Из авторской суфлёрской будки, со вздохом: «Ох, Коля, Коля…»
Тихона разбудил не будильник. И не какой-то иной посторонний звук. И не кто-то живой – голосом или прикосновением. Нет, проснулся сам, но резко, будто что-то все-таки разбудило. Привычно поднял запястье к глазам. А-а, точно. Новые часы он так и не купил. Пришлось нашарить на прикроватной тумбочке телефон. Выключен.
Подождал, пока загрузится телефон. Точно так же что-то вяло подгружалось в память. Вчерашний день… Ресторан… На том месте воспоминаний, где на Тина начала вешаться эта… как ее?.. А-а, впрочем, неважно… или важно?.. Загрузка остановилась.
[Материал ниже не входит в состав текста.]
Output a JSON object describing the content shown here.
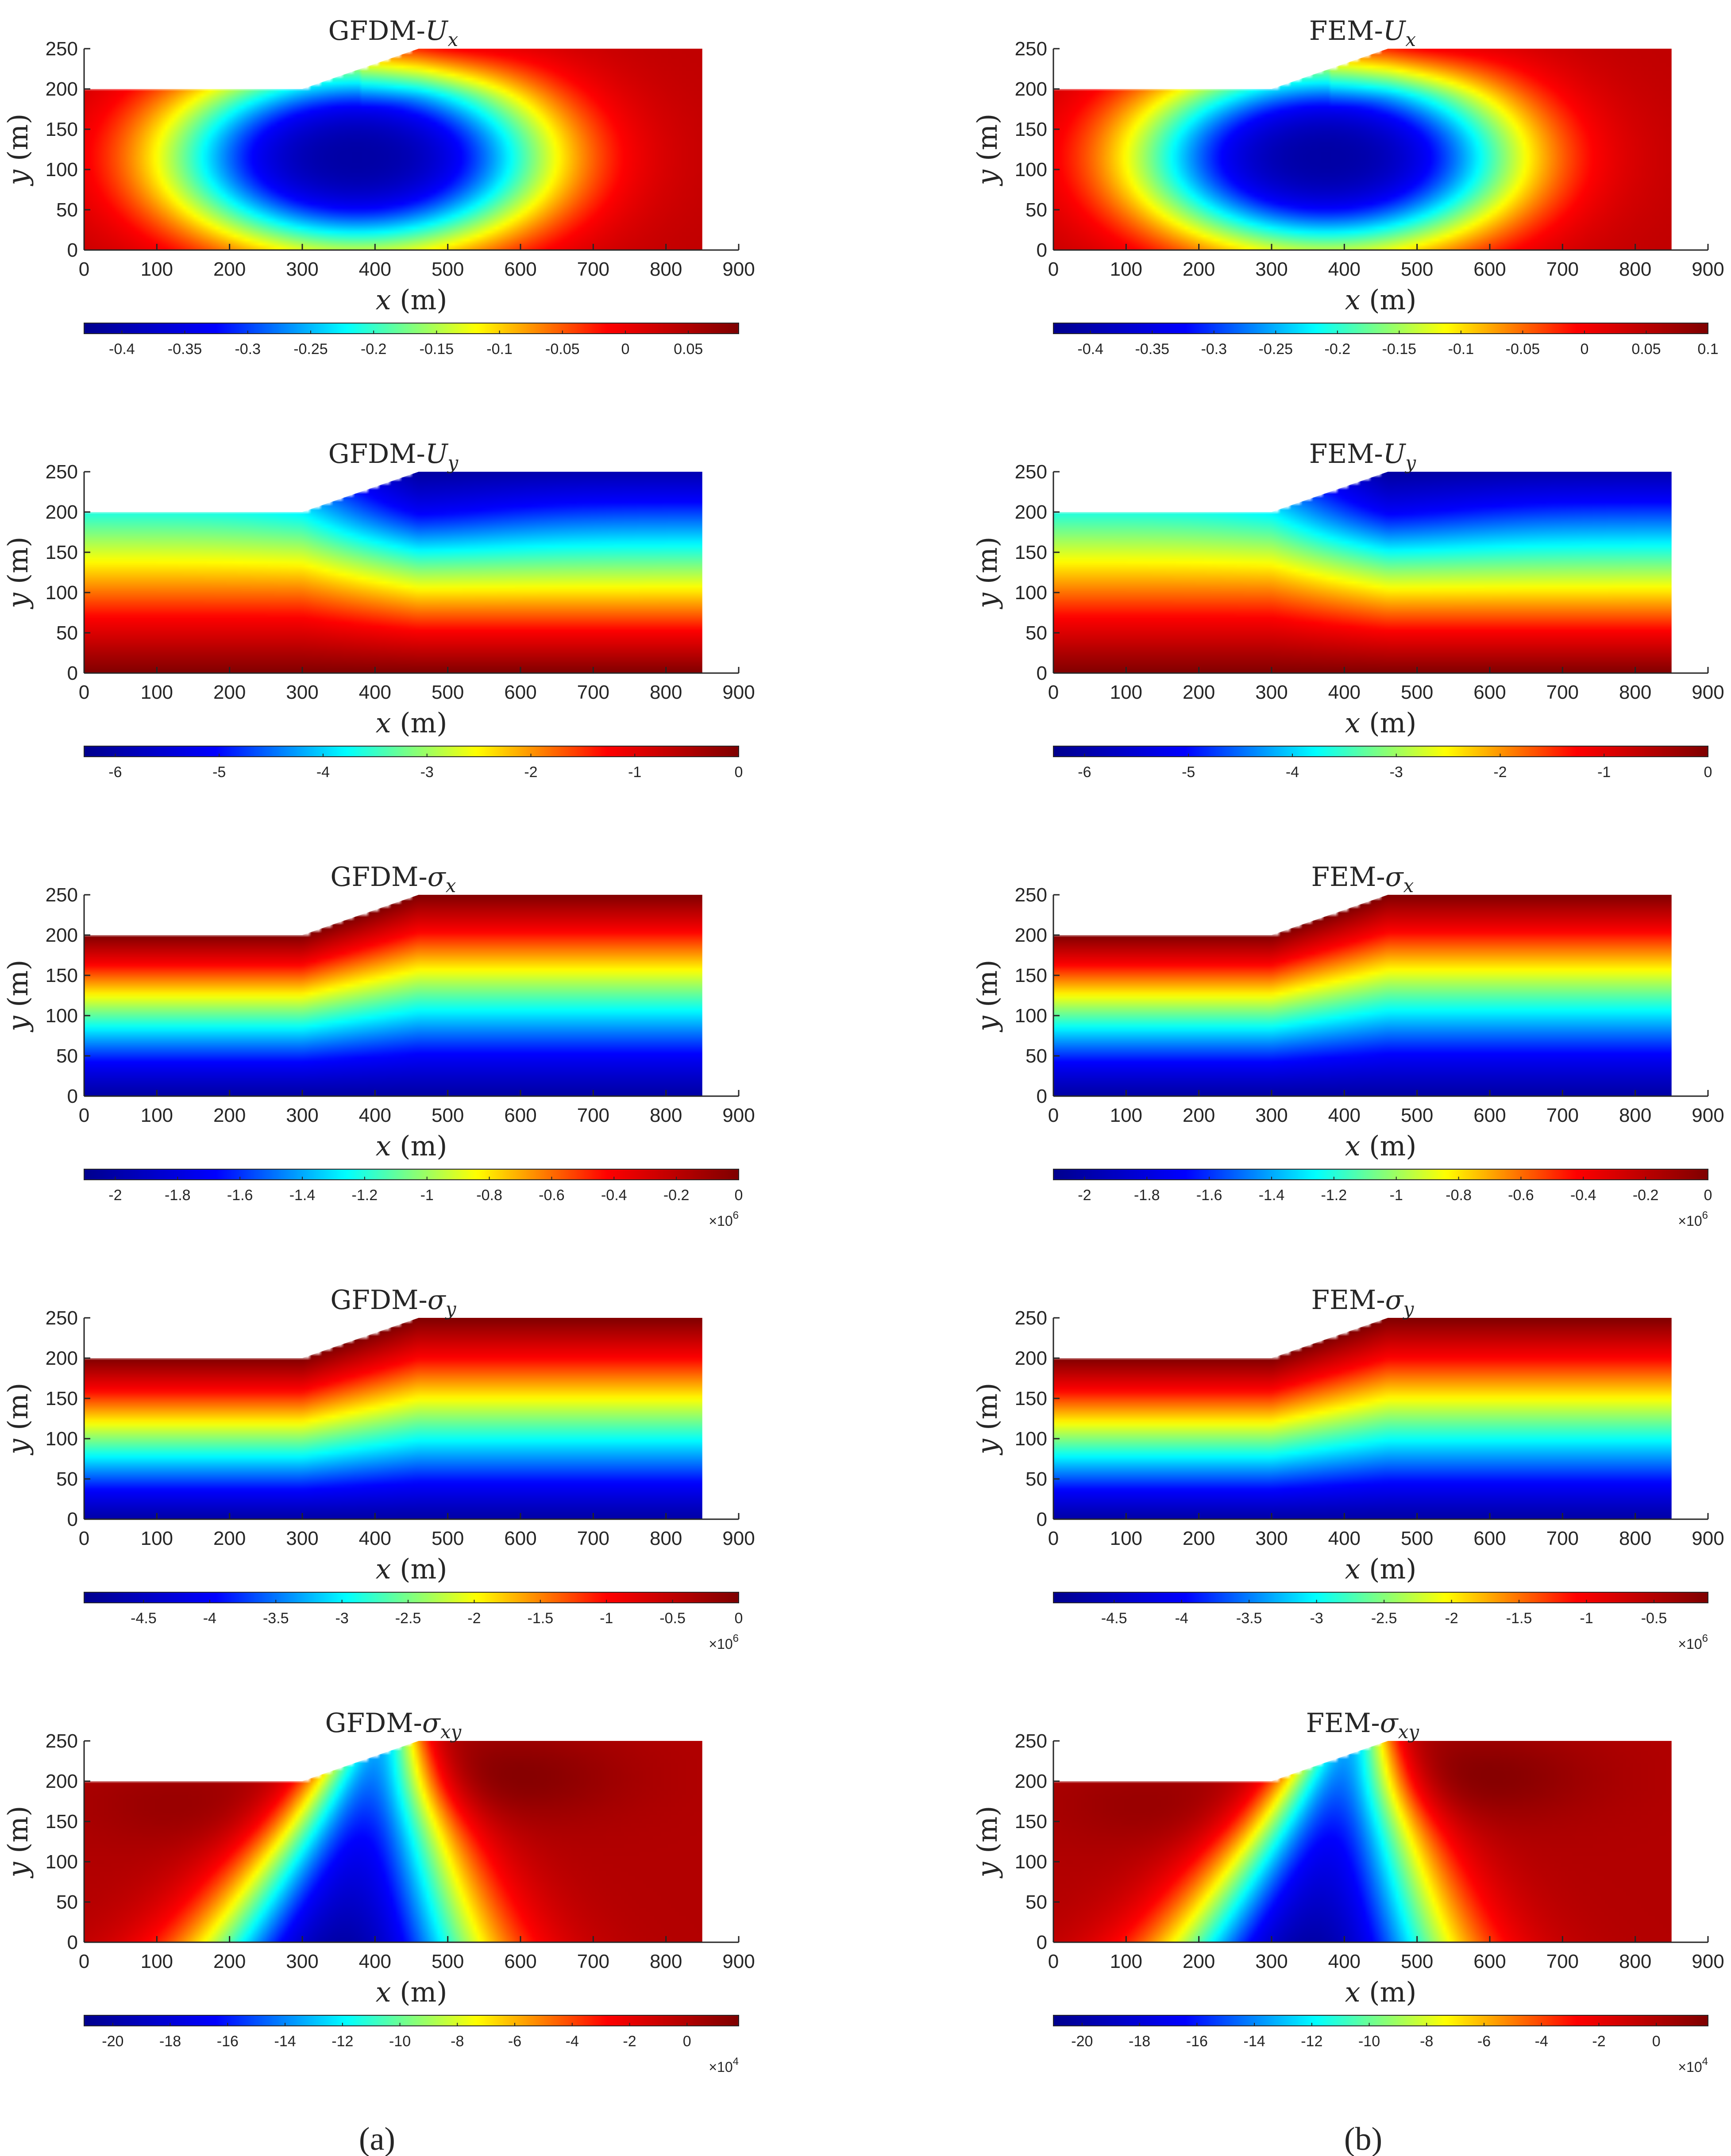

А вот и телефон радостно пиликнул, загрузившись. Оповещения, напоминалки, тут же сработал будильник. Рядом кто-то вздохнул.
Господи, сделай так, чтобы это была Варя. Но уже уверен был, что нет.
Тихон едва коснулся кончиками пальцев гладкого бедра, уже совершенно точно зная, – это не Варя.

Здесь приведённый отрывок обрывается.